Token-measured Fairness

Why fairness in obleth is measured in tokens, and how the estimate-reserve-reconcile cycle works.

Most gateways count requests. obleth counts tokens. The difference matters because one inference request can consume anywhere from a few tokens to tens of thousands — a single long-context request can occupy a GPU slot 1000× longer than a short one.

The estimate-reserve-reconcile cycle

obleth can't know how many tokens a response will consume before it runs. It uses a three-step process:

1. Estimate

Before fairshare admission, obleth estimates the total token cost from the request body:

  • Input tokens: HeuristicTokenizer counts ~4 characters per token, with 4 overhead tokens per message for role/formatting.

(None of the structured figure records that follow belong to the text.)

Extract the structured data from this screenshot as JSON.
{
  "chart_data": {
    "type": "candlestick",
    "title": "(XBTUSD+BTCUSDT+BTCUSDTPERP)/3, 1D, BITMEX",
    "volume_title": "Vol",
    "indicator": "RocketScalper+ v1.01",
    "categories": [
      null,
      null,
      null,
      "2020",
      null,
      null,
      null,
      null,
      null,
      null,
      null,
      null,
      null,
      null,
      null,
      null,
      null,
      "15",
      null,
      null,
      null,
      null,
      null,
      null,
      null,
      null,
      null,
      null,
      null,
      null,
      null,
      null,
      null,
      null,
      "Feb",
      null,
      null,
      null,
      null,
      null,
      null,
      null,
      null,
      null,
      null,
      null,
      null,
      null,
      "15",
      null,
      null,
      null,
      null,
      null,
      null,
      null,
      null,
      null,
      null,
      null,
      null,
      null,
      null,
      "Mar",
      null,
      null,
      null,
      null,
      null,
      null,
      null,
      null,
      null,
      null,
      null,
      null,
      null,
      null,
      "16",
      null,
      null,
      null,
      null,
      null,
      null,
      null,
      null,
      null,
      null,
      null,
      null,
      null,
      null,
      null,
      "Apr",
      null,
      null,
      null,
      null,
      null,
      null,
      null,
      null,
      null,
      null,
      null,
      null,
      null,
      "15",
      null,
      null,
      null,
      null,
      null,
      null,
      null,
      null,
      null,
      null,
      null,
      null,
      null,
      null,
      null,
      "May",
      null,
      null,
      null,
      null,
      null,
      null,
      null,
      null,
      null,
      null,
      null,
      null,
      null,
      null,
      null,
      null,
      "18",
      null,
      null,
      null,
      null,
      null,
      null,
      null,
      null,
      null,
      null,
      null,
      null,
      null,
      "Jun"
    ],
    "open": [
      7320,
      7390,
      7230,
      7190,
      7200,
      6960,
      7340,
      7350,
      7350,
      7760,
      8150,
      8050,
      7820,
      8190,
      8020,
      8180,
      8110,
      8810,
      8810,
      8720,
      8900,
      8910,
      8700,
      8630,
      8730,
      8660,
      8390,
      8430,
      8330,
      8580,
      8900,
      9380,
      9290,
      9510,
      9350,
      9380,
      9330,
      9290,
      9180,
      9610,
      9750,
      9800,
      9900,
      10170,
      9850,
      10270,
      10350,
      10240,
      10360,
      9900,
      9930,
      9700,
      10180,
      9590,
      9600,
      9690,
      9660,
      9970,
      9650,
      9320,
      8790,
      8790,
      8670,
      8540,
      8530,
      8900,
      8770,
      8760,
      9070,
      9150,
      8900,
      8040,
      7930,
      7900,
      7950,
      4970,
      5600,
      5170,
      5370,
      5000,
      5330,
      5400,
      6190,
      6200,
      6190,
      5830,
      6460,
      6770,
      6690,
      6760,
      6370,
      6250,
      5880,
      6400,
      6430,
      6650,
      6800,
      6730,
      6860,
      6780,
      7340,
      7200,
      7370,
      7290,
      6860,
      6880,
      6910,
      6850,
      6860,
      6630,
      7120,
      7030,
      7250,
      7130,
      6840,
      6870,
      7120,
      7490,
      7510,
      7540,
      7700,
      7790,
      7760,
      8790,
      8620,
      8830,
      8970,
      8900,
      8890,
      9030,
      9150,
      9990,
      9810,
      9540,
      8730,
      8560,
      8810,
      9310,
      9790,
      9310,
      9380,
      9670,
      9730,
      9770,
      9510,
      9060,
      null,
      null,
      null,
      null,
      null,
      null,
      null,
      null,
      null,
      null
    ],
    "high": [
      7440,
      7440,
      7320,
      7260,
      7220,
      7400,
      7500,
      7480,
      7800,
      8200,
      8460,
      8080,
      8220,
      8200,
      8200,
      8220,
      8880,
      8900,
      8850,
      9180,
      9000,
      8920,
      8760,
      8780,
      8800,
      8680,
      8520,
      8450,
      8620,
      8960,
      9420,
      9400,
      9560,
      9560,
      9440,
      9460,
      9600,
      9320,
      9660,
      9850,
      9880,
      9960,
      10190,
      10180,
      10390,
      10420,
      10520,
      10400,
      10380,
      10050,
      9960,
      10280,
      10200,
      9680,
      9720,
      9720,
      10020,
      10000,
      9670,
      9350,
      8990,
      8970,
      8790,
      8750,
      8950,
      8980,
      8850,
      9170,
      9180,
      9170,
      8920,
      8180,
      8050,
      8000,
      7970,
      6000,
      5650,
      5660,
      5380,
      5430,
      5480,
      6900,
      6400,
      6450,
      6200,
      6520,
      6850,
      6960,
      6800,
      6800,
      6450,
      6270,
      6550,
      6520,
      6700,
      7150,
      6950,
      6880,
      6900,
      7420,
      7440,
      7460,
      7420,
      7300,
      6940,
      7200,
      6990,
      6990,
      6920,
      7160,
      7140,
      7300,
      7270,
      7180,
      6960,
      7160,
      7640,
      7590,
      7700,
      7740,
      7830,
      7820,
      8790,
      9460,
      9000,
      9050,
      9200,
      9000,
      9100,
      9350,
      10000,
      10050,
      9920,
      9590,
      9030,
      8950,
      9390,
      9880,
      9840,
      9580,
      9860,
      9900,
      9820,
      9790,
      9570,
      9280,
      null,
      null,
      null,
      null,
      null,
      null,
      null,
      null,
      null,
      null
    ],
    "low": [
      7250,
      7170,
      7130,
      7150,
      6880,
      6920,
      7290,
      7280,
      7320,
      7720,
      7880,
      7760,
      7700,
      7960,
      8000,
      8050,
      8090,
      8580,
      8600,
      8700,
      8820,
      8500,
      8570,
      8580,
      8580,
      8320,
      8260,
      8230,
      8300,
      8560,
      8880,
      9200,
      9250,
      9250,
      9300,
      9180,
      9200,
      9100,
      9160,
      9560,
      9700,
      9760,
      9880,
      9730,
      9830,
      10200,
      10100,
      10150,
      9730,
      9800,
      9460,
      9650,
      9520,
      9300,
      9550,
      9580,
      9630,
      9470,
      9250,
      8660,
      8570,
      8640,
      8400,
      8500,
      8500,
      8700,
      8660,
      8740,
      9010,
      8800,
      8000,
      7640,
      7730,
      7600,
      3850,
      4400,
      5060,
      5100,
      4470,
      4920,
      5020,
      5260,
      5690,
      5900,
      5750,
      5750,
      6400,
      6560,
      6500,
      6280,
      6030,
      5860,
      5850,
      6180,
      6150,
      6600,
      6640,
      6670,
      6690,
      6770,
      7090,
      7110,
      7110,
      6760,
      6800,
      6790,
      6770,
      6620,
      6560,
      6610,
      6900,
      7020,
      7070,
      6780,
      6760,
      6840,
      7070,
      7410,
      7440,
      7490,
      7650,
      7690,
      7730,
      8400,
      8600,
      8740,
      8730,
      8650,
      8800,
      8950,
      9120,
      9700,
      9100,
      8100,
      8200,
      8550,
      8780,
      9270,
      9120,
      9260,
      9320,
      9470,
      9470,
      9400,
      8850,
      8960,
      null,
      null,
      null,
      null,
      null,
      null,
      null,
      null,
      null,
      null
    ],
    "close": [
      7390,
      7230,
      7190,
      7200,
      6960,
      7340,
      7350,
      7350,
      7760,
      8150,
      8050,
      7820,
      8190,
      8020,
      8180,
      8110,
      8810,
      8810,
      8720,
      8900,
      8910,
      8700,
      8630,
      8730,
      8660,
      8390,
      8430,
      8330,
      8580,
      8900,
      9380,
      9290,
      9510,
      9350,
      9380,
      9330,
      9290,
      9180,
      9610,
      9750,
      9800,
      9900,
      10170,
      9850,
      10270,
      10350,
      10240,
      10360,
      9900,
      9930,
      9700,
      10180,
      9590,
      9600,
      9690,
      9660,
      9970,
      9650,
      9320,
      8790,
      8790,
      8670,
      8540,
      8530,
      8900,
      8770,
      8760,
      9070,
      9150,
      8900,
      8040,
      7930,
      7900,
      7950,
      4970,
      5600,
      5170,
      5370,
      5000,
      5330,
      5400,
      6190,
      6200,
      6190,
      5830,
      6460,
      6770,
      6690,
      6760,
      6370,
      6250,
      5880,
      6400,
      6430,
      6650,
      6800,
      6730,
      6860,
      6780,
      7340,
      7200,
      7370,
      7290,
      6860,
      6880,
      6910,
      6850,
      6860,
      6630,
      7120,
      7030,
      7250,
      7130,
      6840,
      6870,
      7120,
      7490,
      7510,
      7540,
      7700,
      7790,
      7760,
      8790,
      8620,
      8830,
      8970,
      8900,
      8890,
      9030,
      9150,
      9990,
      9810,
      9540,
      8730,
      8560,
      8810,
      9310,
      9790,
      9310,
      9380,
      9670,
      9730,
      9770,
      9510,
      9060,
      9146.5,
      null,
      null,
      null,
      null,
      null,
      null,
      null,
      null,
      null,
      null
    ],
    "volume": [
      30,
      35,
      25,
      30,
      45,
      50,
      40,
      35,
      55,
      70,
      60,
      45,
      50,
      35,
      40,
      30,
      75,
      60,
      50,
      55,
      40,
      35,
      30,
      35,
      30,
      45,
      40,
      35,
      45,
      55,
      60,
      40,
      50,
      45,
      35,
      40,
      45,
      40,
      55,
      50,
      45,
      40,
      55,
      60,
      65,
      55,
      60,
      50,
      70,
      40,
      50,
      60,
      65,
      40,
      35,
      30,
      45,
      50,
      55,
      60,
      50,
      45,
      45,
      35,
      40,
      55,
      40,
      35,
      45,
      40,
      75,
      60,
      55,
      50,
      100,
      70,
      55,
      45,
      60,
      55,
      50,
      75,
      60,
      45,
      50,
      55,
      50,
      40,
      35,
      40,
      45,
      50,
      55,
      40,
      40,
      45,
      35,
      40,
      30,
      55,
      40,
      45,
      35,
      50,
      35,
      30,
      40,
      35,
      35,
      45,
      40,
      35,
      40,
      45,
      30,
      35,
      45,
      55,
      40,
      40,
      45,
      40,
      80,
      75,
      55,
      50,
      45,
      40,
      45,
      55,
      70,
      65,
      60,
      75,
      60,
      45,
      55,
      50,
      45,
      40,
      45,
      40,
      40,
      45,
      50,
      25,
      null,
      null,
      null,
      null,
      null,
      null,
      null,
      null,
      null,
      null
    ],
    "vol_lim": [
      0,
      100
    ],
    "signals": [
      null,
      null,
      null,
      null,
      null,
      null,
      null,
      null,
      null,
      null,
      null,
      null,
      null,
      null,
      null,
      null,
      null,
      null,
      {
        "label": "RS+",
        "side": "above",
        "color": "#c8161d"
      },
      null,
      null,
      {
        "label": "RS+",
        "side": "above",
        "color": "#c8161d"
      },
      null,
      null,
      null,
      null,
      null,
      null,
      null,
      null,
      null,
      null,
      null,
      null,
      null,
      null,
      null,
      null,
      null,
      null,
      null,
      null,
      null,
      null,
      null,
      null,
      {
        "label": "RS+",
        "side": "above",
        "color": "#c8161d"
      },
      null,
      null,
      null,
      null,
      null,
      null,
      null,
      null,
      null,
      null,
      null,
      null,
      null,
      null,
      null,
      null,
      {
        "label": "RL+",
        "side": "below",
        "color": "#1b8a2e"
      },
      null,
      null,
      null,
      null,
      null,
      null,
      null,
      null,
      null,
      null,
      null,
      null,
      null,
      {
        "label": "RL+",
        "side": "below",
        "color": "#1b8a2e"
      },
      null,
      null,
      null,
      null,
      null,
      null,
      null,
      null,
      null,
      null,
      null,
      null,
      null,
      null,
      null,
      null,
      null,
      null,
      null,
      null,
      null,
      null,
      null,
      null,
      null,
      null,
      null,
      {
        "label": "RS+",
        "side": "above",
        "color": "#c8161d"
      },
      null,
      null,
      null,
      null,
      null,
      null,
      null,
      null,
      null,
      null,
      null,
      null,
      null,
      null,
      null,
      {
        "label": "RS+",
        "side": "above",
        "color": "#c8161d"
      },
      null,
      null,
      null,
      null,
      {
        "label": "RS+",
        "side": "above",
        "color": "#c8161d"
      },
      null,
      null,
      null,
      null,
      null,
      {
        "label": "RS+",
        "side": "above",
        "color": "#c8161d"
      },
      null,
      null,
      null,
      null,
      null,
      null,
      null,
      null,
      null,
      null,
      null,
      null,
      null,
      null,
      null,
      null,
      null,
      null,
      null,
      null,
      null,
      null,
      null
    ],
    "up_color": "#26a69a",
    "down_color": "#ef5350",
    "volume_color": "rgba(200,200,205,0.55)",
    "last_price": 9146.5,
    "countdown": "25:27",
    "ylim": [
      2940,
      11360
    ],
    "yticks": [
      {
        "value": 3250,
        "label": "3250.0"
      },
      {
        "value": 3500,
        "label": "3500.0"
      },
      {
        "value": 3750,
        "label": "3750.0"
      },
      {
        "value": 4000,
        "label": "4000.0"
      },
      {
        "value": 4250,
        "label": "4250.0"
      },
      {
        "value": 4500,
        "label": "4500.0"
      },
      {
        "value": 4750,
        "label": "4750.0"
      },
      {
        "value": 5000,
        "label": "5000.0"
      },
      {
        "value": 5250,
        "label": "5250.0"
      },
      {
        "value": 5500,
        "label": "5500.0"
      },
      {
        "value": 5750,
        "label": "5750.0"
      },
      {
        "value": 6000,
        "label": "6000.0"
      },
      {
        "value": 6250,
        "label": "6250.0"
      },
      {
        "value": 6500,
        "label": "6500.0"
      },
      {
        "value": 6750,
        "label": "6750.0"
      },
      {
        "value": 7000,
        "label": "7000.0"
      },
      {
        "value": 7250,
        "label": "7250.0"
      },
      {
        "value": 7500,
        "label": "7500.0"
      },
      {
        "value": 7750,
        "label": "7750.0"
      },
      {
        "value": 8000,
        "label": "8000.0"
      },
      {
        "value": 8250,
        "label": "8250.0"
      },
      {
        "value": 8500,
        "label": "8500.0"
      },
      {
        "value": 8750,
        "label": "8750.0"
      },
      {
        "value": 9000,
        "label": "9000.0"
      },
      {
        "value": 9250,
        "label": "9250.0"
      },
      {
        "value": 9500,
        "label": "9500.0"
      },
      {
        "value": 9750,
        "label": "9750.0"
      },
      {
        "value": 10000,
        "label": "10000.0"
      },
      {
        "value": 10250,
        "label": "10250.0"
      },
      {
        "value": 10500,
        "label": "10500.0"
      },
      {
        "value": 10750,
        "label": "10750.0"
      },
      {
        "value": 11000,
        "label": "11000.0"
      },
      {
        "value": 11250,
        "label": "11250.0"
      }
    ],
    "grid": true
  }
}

Deterministic and fast.
  • Output tokens: the max_tokens field from the request, capped at 8192. Default ceiling is 512 if max_tokens is not set.

The total (input + estimated_output) is the request's cost used for both the fairshare score and the Redis budget reservation.

2. Reserve (atomic, cross-pod)

After admission but before the upstream call, a Redis Lua script atomically:

  1. Reads the tenant's token bucket: tokens + last-refill timestamp ts.
  2. Refills: tokens = min(capacity, tokens + (now_ms - ts) × rate) where rate = tokens_per_minute / 60000.
  3. Checks if tokens >= estimated_cost.
  4. If yes: subtracts the estimate, stores the new state, returns allowed=1.
  5. If no: returns allowed=0429 token budget exceeded.

The script is a single Redis round-trip. Correct across all pods with no application-level locking.

3. Reconcile

After the stream finishes, obleth reads actual token counts from the upstream's usage field and runs a second Lua script:

delta = estimated_output_tokens - actual_output_tokens
bucket_tokens = min(capacity, bucket_tokens + delta)

Positive delta (over-reserved) refunds tokens. Negative delta (under-reserved) charges more. The bucket can briefly go negative (bounded by −capacity) and is paid back over subsequent requests.

Why estimation accuracy matters less than you'd think

The estimate only affects admission ordering and budget reservation — not billing. Billing always uses reconciled actual cost. Slight estimation error just means the reservation is off, which reconciliation corrects. The heuristic is good enough for English text; for dense code or CJK content you may want a real BPE tokenizer.

Pluggable tokenizer

The Tokenizer trait in obleth-tokenizer is the seam:

pub trait Tokenizer: Send + Sync {
    fn count_text(&self, text: &str) -> u32;
    fn estimate_request(&self, body: &Value) -> CostEstimate { ... }
}

Drop in a tiktoken-rs or HuggingFace tokenizers implementation for model-accurate counting without changing anything else in the pipeline.

Token bucket parameters

FieldSourceEffect
tokens_per_minuteTenant.tokens_per_minuteSustained throughput budget per tenant
Bucket capacity (burst ceiling)same as tokens_per_minuteMaximum tokens held at once
Refill ratetokens_per_minute / 60000Tokens added per millisecond

A tenant with tokens_per_minute=2000000 can burst up to 2M tokens then refills at 33k tokens/ms. Adjust via PUT /api/v1/tenants/{id}/quota.